I am forced to buy slaves to work my land since there are no freemen left to work for me. The taxes here in the countryside are just too high for them to stay with me. Cheaper to be an indigent on the dole. So I am force to use a work force that I have to whip into their work. I also have to house and feed them. Something I never had to do with the free tenants. Whoever did the math and said slaves are cheaper than freemen was an illiterate.

I muse. These are the things I would tackle in the Senate. Even as young as I am, I know that the Senate is not there to pass good laws. It exists to enrich those who sit on the benches. Senators can vote themselves lucrative "public works" and can gain favor from the populace by holding day after day of games.

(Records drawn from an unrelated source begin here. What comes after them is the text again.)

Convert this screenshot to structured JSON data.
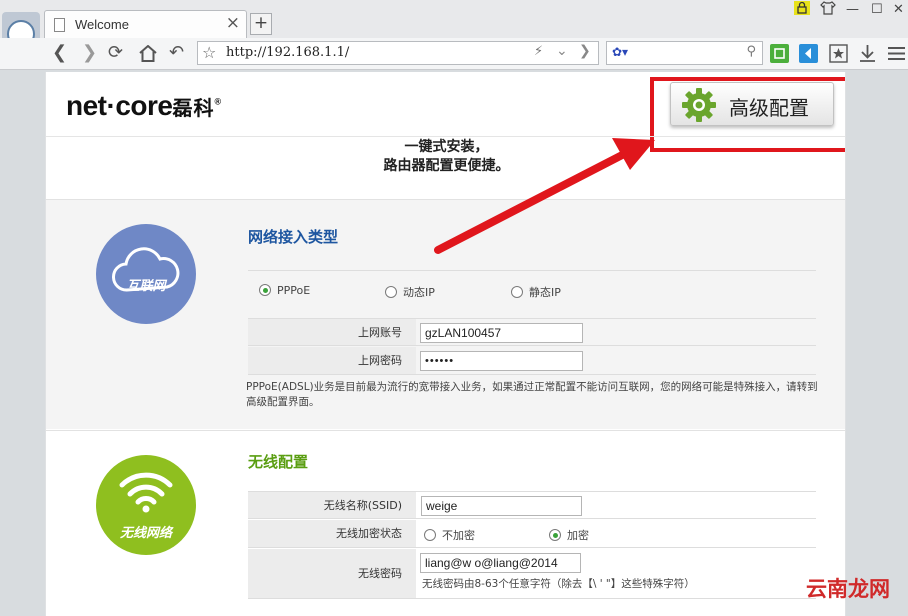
{
  "browser": {
    "tab_title": "Welcome",
    "tab_close": "×",
    "new_tab": "+",
    "url": "http://192.168.1.1/",
    "win_minimize": "—",
    "win_maximize": "☐",
    "win_close": "✕"
  },
  "header": {
    "brand_latin": "net·core",
    "brand_cn": "磊科",
    "brand_mark": "®",
    "advanced_button": "高级配置",
    "tagline_line1": "一键式安装，",
    "tagline_line2": "路由器配置更便捷。"
  },
  "wan": {
    "icon_label": "互联网",
    "title": "网络接入类型",
    "options": [
      {
        "label": "PPPoE",
        "selected": true
      },
      {
        "label": "动态IP",
        "selected": false
      },
      {
        "label": "静态IP",
        "selected": false
      }
    ],
    "account_label": "上网账号",
    "account_value": "gzLAN100457",
    "password_label": "上网密码",
    "password_value": "••••••",
    "note": "PPPoE(ADSL)业务是目前最为流行的宽带接入业务，如果通过正常配置不能访问互联网，您的网络可能是特殊接入，请转到高级配置界面。"
  },
  "wireless": {
    "icon_label": "无线网络",
    "title": "无线配置",
    "ssid_label": "无线名称(SSID)",
    "ssid_value": "weige",
    "encrypt_label": "无线加密状态",
    "encrypt_options": [
      {
        "label": "不加密",
        "selected": false
      },
      {
        "label": "加密",
        "selected": true
      }
    ],
    "password_label": "无线密码",
    "password_value": "liang@w  o@liang@2014",
    "password_hint": "无线密码由8-63个任意字符（除去【\\ ' \"】这些特殊字符）"
  },
  "watermark": "云南龙网",
  "colors": {
    "wan_title": "#1e56a0",
    "wireless_title": "#5a9e12",
    "wan_circle": "#6f88c6",
    "wireless_circle": "#8fbf1f",
    "highlight": "#e0161c"
  }
}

I feel as Julia does. The Eternal City is a waste of time. If she is not happy with the lazy, effete men of Rome, then I am equally fed up with the idiotic, amoral women. They say that to find a virgin these days you must enter a nursery and steal the girl as she nurses from the breast.

Unfortunately, I have our family to look after, so off to Rome I must go. I must secure my position in the senate and my family's position in society. I might as well secure my share of the public revenue. Oh, and I guess I should look for a wife as well. The family will need another heir.